Euphorbia ingens sviluppa fusti spessi e costolati con un diametro fino a 7 cm, terminanti con brevi spine. Le nuove crescite hanno un colore verde scuro intenso, che con il tempo diventano più massicce e strutturate. Le ramificazioni si dispongono a livelli, conferendo alla pianta una forma simile a un candelabro – da cui il nome comune.

Da autunno a inverno la pianta può fiorire con piccoli fiori giallo-verdastri, seguiti da frutti trilobati. Con la maturazione assumono una colorazione porpora, rappresentando un interessante dettaglio decorativo. Sebbene la grande euforbia venga talvolta scambiata per un cactus, si distingue da questi anche per la presenza del caratteristico lattice velenoso.

Il lattice secreto dalla pianta è altamente tossico. Il contatto con la pelle o gli occhi può causare gravi irritazioni e, in casi estremi, danni alla vista. Per questo motivo tutte le operazioni di cura devono essere eseguite con cautela.

Habitat naturale e importanza ecologica

In natura Euphorbia ingens colonizza terreni aridi, semi-savane e pendii rocciosi, dove si è adattata perfettamente a lunghi periodi di siccità. I suoi fiori attirano insetti impollinatori, tra cui api e farfalle. Parti secche della pianta vengono utilizzate dai picchi come siti per nidificare, mentre gli uccelli si nutrono volentieri dei semi.

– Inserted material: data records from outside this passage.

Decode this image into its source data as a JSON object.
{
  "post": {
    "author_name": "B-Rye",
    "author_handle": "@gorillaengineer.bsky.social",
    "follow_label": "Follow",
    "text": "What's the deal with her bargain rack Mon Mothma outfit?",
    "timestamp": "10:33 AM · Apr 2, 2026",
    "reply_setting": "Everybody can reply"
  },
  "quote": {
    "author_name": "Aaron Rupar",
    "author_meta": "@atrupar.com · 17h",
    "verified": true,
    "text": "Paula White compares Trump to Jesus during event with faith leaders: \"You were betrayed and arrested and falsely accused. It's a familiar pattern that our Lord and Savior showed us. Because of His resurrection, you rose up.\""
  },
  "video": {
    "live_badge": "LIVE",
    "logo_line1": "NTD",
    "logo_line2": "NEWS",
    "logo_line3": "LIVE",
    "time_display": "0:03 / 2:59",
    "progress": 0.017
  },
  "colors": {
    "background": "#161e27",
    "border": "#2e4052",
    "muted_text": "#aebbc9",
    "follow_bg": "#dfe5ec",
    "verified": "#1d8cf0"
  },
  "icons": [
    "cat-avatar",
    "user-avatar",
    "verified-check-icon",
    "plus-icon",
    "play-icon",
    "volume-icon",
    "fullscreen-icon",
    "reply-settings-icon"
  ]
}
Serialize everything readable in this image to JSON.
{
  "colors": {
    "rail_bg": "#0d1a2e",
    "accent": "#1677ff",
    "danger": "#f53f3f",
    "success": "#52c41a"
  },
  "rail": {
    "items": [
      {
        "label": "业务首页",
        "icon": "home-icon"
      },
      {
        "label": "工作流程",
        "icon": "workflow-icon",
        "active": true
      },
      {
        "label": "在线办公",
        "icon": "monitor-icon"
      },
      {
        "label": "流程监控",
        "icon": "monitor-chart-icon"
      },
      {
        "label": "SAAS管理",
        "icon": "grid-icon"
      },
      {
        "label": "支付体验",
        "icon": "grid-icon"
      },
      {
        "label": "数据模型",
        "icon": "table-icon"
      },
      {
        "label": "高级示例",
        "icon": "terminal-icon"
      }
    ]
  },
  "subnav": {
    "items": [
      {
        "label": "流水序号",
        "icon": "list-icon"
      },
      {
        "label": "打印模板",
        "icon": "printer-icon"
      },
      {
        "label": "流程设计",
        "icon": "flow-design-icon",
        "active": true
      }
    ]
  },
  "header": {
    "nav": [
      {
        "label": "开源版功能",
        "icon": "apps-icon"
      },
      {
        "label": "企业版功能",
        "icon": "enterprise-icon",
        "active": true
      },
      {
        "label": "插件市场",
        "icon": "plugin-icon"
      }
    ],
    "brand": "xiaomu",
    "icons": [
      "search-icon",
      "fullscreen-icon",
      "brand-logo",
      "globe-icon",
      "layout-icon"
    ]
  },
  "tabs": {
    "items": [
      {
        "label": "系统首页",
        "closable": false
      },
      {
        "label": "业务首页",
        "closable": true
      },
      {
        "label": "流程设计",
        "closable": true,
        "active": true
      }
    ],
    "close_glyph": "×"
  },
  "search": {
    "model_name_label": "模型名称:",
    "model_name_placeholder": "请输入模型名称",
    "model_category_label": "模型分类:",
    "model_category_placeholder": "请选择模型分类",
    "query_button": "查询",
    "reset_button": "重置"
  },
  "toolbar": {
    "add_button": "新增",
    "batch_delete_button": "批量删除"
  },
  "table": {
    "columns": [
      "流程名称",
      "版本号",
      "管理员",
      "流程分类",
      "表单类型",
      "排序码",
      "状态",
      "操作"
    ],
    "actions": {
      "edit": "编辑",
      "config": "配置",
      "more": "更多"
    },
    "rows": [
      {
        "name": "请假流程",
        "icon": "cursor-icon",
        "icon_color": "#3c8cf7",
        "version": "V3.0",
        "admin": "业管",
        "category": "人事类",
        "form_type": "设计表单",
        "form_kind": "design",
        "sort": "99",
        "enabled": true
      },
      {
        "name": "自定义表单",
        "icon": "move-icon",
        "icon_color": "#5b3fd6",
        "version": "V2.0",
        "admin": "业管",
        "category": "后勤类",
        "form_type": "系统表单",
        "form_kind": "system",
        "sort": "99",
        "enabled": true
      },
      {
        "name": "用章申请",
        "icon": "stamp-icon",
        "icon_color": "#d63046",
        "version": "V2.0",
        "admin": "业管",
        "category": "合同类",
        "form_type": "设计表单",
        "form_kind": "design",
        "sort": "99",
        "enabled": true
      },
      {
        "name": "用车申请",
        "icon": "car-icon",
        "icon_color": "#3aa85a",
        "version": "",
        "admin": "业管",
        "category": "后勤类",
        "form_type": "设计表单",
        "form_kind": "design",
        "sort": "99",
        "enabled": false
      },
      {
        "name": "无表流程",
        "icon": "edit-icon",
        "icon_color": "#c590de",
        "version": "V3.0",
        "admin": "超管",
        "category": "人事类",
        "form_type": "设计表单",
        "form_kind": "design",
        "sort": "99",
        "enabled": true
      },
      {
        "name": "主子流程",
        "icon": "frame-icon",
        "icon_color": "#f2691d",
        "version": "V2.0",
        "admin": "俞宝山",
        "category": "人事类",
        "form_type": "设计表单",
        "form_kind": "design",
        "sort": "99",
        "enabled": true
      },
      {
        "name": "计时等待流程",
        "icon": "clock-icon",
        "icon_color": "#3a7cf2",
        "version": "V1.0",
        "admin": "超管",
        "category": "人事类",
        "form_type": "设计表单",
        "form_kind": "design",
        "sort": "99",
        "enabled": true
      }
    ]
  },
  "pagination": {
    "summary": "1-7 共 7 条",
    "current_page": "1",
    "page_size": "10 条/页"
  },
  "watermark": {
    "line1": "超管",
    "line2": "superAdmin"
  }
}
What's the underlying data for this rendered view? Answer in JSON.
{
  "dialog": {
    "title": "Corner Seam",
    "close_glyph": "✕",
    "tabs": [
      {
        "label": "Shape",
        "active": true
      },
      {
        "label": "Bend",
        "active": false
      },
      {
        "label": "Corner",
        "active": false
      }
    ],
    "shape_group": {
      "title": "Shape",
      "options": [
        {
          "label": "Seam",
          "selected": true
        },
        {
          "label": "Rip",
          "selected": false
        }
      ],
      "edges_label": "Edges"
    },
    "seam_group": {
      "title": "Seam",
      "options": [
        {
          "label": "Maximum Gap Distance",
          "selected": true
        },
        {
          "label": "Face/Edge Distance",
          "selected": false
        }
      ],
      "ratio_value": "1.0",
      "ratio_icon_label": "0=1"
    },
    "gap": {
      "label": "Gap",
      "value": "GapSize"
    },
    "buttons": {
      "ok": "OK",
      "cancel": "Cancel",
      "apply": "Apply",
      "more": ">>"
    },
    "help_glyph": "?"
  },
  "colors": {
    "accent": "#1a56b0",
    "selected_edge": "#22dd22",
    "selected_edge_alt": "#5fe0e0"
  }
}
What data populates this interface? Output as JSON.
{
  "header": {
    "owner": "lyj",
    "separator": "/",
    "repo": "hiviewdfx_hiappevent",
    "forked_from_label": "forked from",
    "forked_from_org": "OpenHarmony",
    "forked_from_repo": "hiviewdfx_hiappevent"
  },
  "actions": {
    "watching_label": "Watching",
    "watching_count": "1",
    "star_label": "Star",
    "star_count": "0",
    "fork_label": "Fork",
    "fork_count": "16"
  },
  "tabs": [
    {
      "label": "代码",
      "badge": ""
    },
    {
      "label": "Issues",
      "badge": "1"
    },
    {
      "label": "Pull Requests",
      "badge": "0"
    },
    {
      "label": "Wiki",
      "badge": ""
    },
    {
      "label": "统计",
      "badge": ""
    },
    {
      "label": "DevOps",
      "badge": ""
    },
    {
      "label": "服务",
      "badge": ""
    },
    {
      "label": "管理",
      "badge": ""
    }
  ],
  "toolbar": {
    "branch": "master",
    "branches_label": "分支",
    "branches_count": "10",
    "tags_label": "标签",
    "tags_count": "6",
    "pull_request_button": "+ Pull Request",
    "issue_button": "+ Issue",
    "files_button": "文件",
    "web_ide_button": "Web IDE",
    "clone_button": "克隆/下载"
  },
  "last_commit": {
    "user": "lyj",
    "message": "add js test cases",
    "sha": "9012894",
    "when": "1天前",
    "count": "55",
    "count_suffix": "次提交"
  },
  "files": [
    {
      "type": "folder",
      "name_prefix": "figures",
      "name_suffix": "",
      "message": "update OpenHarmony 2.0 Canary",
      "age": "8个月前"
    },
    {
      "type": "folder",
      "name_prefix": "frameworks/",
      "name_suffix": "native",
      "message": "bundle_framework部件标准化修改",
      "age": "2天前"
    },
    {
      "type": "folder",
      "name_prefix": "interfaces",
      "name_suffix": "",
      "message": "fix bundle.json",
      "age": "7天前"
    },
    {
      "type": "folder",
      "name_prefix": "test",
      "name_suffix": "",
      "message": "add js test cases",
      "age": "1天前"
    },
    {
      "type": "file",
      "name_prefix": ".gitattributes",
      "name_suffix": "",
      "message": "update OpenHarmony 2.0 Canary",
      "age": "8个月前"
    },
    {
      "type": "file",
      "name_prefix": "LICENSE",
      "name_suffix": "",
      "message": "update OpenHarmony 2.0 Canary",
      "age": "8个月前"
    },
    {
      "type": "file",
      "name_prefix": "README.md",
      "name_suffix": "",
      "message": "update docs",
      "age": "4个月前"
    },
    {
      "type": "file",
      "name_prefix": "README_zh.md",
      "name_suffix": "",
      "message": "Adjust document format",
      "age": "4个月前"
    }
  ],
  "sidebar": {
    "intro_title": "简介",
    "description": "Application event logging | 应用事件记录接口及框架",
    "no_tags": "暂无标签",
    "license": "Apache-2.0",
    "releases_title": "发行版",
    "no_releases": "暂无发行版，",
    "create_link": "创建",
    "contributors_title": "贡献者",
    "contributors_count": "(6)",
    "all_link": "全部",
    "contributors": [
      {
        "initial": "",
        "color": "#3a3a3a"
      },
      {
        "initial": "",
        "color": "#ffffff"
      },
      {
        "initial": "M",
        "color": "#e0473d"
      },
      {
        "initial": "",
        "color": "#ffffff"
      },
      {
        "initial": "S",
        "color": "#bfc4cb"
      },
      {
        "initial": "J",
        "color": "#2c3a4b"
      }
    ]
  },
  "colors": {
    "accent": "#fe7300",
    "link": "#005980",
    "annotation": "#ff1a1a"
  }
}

Nella cultura locale questa specie è stata impiegata nella medicina tradizionale, ma a causa dell’elevata tossicità richiedeva grande prudenza. Questa dualità – resistenza e potenziale uso unita a forte tossicità – è una caratteristica distintiva di molti membri del genere Euphorbia.

Requisiti di coltivazione

In ambiente domestico la grande euforbia cresce meglio in un luogo luminoso, soleggiato e caldo, dove l’aria rimane secca. Una buona illuminazione favorisce un portamento compatto e una corretta colorazione dei fusti.

  • Posizione: soleggiata, luminosa, con buona circolazione d’aria.
  • Substrato: permeabile, sabbioso-ricco di humus, ben drenante.
  • Annaffiature: limitate – in estate circa una volta ogni tre settimane, in inverno ancora meno, mantenendo un’umidità moderata del terreno.
  • Concimazione: da primavera a fine estate, con prodotti specifici per cactus, una volta al mese.
  • Rinvaso: esemplari giovani ogni 1–2 anni, in substrato fresco e vaso più grande.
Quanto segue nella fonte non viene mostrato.